On the low-temperature side — responsible for chilling frozen cases — the Price Chopper Colonie store uses six modules (not compact chillers) in concert with liquid carbon dioxide that circulates through the cases. Each module contained 30 pounds of R-404A refrigerant for a total of 180 pounds; with a load of 363,000 BTUs, the GreenChill ratio is 0.5 pounds per 1,000 BTUs.

Thus the refrigerant charge for the entire Colonie store is just 282 pounds — a far cry from the 4,000-pound charge that can be used in a traditional DX system. “I was trying to get the lowest refrigerant charge in the system that I could,” so that the most that could leak from any section would be under 50 pounds, said Hankle. Being under 50 pounds per section would keep Price Chopper below EPA record-keeping requirements should they ever be applied to HFC refrigerants, noted John Gallaher, director of marketing and business development for Hill Phoenix.

The platinum-certified, 53,500-square-foot Star Market store has also reported markedly low refrigerant levels. According to an audio transcript posted on the GreenChill website of the platinum-award ceremony held at the store in September of last year, Dave Smith, systems sales manager for Hill Phoenix, said the store used a total of 264 pounds of refrigerant. The store's compact chiller system consisted of 14 units, each with 11 pounds of refrigerant, he said. The low-temperature modules each held 20 pounds. The maximum leak potential of the store is just 2%, said Holly Angell, director of the engineering department at Supervalu that designed the systems in the Star Market, according to the transcript. “The very most we could ever leak is 20 pounds and we don't expect that to happen at all,” she said.

The reduction of charge and leak rates at the Price Chopper and Star Market stores was so notable that it prompted the GreenChill program to create the platinum-level certification, said Witman. “They turned out to be so much better than the gold level, it almost seemed a shame to give them just gold.” Besides meeting the stringent charge and leak requirements achieved by those stores, the only other way to earn platinum certification would be to use a refrigerant with less than a 150 global warming potential — essentially a natural refrigerant — which has not been done yet in the U.S.

In addition to using a small amount of refrigerant, the compact chillers, located in an enclosure on the roof of the Colonie store, offer other advantages, said Hankle.

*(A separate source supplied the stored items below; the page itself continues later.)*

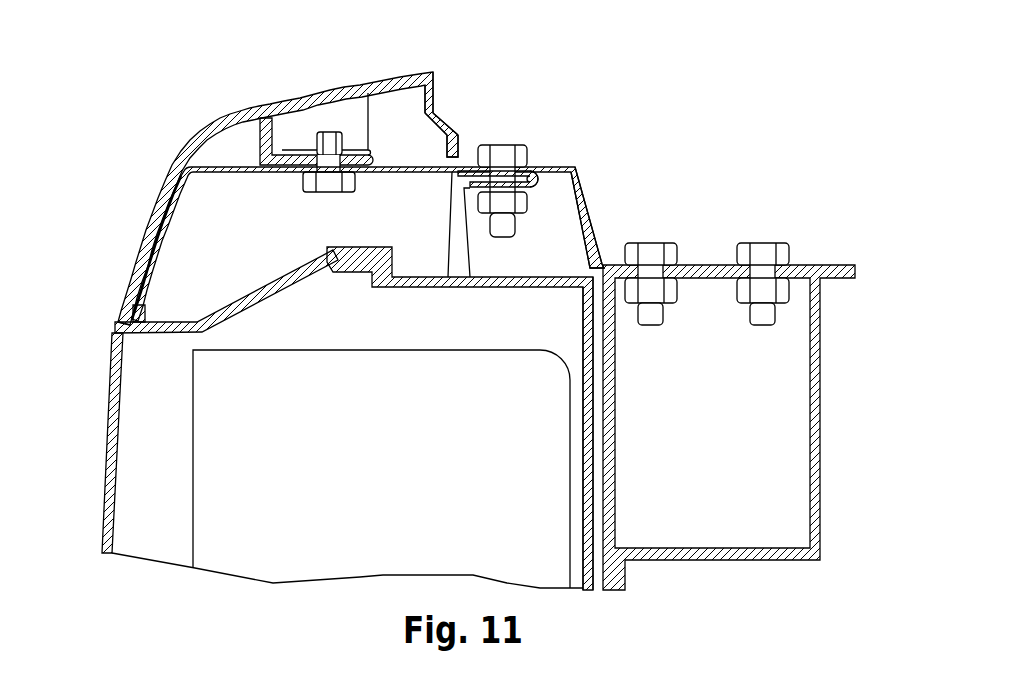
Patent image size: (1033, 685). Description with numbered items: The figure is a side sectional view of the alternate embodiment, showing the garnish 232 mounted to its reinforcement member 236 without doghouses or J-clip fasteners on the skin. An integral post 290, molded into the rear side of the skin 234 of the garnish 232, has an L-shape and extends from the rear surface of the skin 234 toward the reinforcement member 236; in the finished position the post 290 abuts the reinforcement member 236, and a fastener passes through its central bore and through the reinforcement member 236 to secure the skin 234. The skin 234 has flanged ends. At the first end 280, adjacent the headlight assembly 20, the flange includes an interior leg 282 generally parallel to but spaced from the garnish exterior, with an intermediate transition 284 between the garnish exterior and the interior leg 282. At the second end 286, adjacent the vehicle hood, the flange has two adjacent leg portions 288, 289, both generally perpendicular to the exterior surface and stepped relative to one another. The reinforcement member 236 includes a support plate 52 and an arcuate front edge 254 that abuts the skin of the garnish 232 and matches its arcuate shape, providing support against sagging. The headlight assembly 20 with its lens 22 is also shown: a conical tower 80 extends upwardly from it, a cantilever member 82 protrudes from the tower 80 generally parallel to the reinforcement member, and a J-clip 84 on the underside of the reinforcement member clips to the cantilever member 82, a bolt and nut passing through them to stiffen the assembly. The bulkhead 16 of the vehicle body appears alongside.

The garnish 232 is at (213, 105).
The second end 286 is at (433, 73).
The leg portion 288 is at (441, 108).
The leg portion 289 is at (459, 138).
The integral post 290 is at (259, 136).
The skin 234 is at (153, 186).
The front edge 254 is at (157, 232).
The reinforcement member 236 is at (546, 166).
The first end 280 is at (122, 321).
The interior leg 282 is at (143, 313).
The intermediate transition 284 is at (124, 334).
The lens 22 is at (106, 527).
The tower 80 is at (450, 250).
The headlight assembly 20 is at (588, 591).
The bulkhead 16 is at (608, 592).
The support plate 52 is at (479, 147).
The cantilever member 82 is at (484, 181).
The J-clip 84 is at (539, 184).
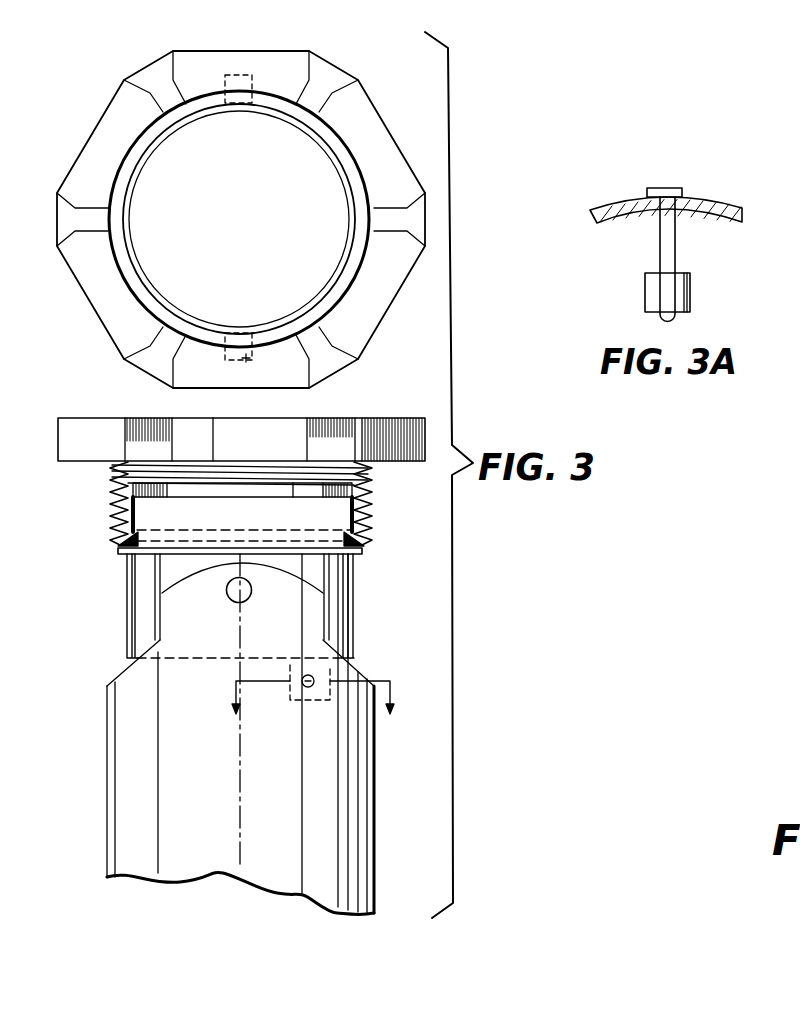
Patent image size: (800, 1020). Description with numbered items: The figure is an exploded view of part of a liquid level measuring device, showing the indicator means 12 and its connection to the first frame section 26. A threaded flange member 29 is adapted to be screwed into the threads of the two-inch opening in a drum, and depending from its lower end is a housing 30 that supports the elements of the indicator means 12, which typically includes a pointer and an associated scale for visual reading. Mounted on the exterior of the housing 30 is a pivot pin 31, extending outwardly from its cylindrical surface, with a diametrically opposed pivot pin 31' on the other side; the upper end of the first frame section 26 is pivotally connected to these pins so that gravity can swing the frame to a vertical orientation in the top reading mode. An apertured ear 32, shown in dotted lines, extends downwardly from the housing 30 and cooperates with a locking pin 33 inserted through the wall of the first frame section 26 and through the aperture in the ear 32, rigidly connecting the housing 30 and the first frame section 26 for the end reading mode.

For example, their installation “was very smooth,” with Hill Phoenix training the chain's technicians and contractors, he told SN in a recent interview. Maintenance has also been “very favorable to date,” with no major issues. impacting system performance. Price Chopper is able to “slide out” a chiller module that needs repair and send it to Hill Phoenix, while a substitute is used. This maintenance scheme means that “you don't have to waste time waiting for a service technician to arrive and repair the leaks while refrigerant is continuing to leak,” said Witman. (The low-temperature modules can't be removed in this way.)

HIGHER COST

The disadvantage to the compact chiller system is that its up-front cost is 20% to 40% higher than that of a traditional DX system, said Hankle. The system's steeper cost is due to its more advanced heat exchanger as well as the additional pumps for circulating condensing fluid, said Gallaher. Price Chopper is still evaluating whether the savings in installation, maintenance and charge reduction compensate for the up-front cost premium of the chillers; the chain is also still assessing the compact chiller's energy requirements compared with a standard system. Until the overall value of the compact chillers is determined, Price Chopper is not installing them in any other stores, Hankle said.

Including the Colonie store, Price Chopper has five supermarkets with secondary systems of varying kinds, “with more to come,” said Hankle. The other systems were found to use the same amount of energy as standard DX systems but offer a maintenance savings.